External Filesystem Access

Sybase has an extremely rich mechanism for interaction with the native filesystem, exposed via Component Integration Services' Proxy Table support. To enable it, an administrator must execute

 sp_configure "enable cis", 1 sp_configure "enable file access", 1 

The server need not be rebooted; as soon as the configuration is changed the external filesystem mechanism should be available. To read the contents of an external file, you create a proxy table for it, and then "select" from it as you would a normal table:

 create proxy_table foo_txt external file at "c:\temp\foo.txt"  select * from foo_txt 

The table is created by default with a single VARCHAR column of width 255 characters. If you need to handle more characters per line, you can use the "create existing table" syntax:

 create existing table foo_txt (record varchar(1000) null)  external file at "c:\temp\foo.txt" 

You can natively insert, select, and truncate the table, but you cannot update it, though you can edit foo.txt using the update statement and a temporary table. Suppose foo.txt contains the following:

 record ------ hello world line 2 line three 

and you wish to edit the first line to read " goodbye world," you can do so like this:

 create table #foo( record varchar(1000)) insert into #foo select * from foo_txt update #foo set record='goodbye world' where record like 'hello world' select * from #foo truncate table foo_txt insert into foo_txt select * from #foo drop table #foo 

Note that there is a period of time, between the "truncate" and the "insert" that follows it, where foo.txt contains no data. If you are editing a configuration file, this might be a problem for you, so use the technique with care. The effects of editing configuration files as a suitably privileged user are left to the reader's imagination .

It is possible to compromise most hosts given sufficient time and the ability to edit text files with sufficient authority, but it is also possible to use the Sybase file API to create (almost) arbitrary binary files.

A slight difficulty arises because Sybase will insert a single "newline" character (0x0a) at the end of each "line." Fortunately each line can be fairly long, and the line can contain totally arbitrary bytes, so within these restrictions it is possible to upload almost any binary file to a Sybase server, albeit with a few slight modifications.

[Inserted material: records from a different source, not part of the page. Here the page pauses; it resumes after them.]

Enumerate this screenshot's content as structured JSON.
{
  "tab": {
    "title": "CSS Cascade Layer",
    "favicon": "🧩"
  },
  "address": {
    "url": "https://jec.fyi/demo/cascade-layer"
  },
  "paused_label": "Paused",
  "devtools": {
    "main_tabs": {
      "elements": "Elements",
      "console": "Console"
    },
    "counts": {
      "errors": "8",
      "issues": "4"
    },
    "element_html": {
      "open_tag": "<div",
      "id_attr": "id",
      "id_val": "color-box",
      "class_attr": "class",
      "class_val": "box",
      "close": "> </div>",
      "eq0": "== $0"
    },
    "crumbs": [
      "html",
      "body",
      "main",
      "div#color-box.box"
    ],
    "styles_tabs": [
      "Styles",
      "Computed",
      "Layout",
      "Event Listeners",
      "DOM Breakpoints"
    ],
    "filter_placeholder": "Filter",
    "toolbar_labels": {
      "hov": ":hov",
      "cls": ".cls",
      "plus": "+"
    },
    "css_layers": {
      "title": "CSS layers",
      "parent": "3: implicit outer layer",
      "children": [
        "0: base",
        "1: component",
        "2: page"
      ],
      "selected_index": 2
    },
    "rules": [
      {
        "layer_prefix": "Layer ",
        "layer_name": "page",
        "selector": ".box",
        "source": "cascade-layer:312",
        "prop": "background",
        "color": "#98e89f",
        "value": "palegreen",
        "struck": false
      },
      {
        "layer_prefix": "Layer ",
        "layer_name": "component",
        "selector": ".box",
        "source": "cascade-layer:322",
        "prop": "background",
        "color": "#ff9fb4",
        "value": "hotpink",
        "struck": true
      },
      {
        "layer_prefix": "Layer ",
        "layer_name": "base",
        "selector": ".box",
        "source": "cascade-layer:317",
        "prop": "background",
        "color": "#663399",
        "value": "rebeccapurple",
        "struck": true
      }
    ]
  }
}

To create arbitrary binary files you simply create the table backed by an external file with the appropriate name , and define an appropriately sized VARCHAR maximum line length, as follows:

 create table foo_exe (record varchar(1000))  external file at "c:\temp\foo.exe" 

You can then insert VARBINARY literals into the file. Again, please note that each literal "line" will be truncated to the specified line length and will then have the single byte 0x0a appended to it:

 insert into foo_exe values(0x00010203040506070809fffefdfcfbfa) 

Using this technique it is possible to upload a custom extended stored procedure DLL or library, load it with sp_addextendedproc or CREATE PROCEDURE, and then execute the code contained in the library by calling the new extended stored procedure. Fortunately, the external filesystem functionality is accessible only to administrators (that is, accounts with either sa or sso roles).